- Na manhã de quinta-feira, 28 de agosto, a polícia deflagrou operações em São Paulo, bloqueando bilhões de reais e apreendendo documentos de gestoras e fintechs suspeitas de lavagem de dinheiro do Primeiro Comando da Capital (PCC).
- Um total de 1.400 agentes foi mobilizado para cumprir mandados da Justiça Federal e Estadual, atingindo 42 alvos no centro financeiro da cidade.

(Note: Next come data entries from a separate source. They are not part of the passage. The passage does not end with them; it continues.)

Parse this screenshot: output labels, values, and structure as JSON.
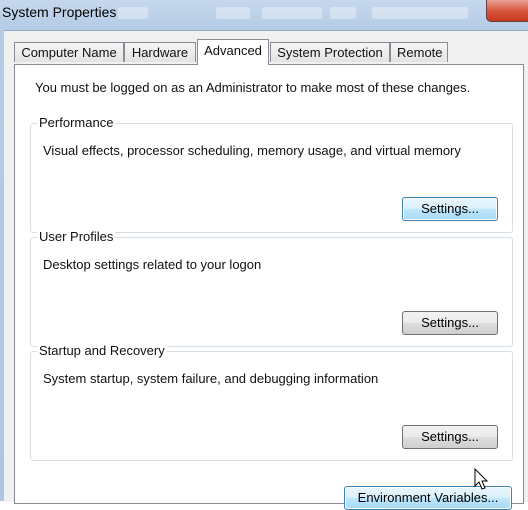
{
  "window": {
    "title": "System Properties"
  },
  "tabs": [
    {
      "label": "Computer Name"
    },
    {
      "label": "Hardware"
    },
    {
      "label": "Advanced",
      "active": true
    },
    {
      "label": "System Protection"
    },
    {
      "label": "Remote"
    }
  ],
  "advanced": {
    "notice": "You must be logged on as an Administrator to make most of these changes.",
    "performance": {
      "title": "Performance",
      "description": "Visual effects, processor scheduling, memory usage, and virtual memory",
      "button": "Settings..."
    },
    "user_profiles": {
      "title": "User Profiles",
      "description": "Desktop settings related to your logon",
      "button": "Settings..."
    },
    "startup_recovery": {
      "title": "Startup and Recovery",
      "description": "System startup, system failure, and debugging information",
      "button": "Settings..."
    },
    "env_button": "Environment Variables..."
  },
  "colors": {
    "title_glass": "#b4cbe6",
    "close_button": "#d8553c",
    "focused_button": "#bee6fd"
  },
  "icons": [
    "close-icon",
    "mouse-pointer-icon"
  ]
}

- As investigações indicam que o esquema movimentou R$ 52 bilhões entre 2020 e 2024, com gestoras oferecendo serviços a clientes sem lastro financeiro.
- O Ministério Público de São Paulo apontou que empresas envolvidas ignoraram a origem suspeita dos recursos, multiplicando o patrimônio da gestora Reag de R$ 25 bilhões para R$ 341 bilhões em menos de três anos.
- O presidente da Comissão de Valores Mobiliários (CVM), João Pedro Nascimento, renunciou ao cargo, levantando preocupações sobre a fiscalização no setor financeiro.
Na manhã da última quinta-feira (28), a polícia deflagrou operações em São Paulo, bloqueando bilhões de reais e apreendendo documentos de gestoras e fintechs suspeitas de envolvimento em um esquema de lavagem de dinheiro do PCC. Ao todo, 1.400 agentes foram mobilizados para cumprir mandados da Justiça Federal e Estadual, atingindo 42 alvos no centro financeiro da cidade.
As investigações revelaram que o esquema movimentou R$ 52 bilhões entre 2020 e 2024, com gestoras oferecendo serviços a clientes sem lastro financeiro. Um exemplo é a gestora Reag, que recebeu R$ 54 milhões de um indivíduo sem patrimônio, utilizando esses recursos para adquirir empresas como Aster Petróleo e Copape, que expandiram suas operações no setor de combustíveis.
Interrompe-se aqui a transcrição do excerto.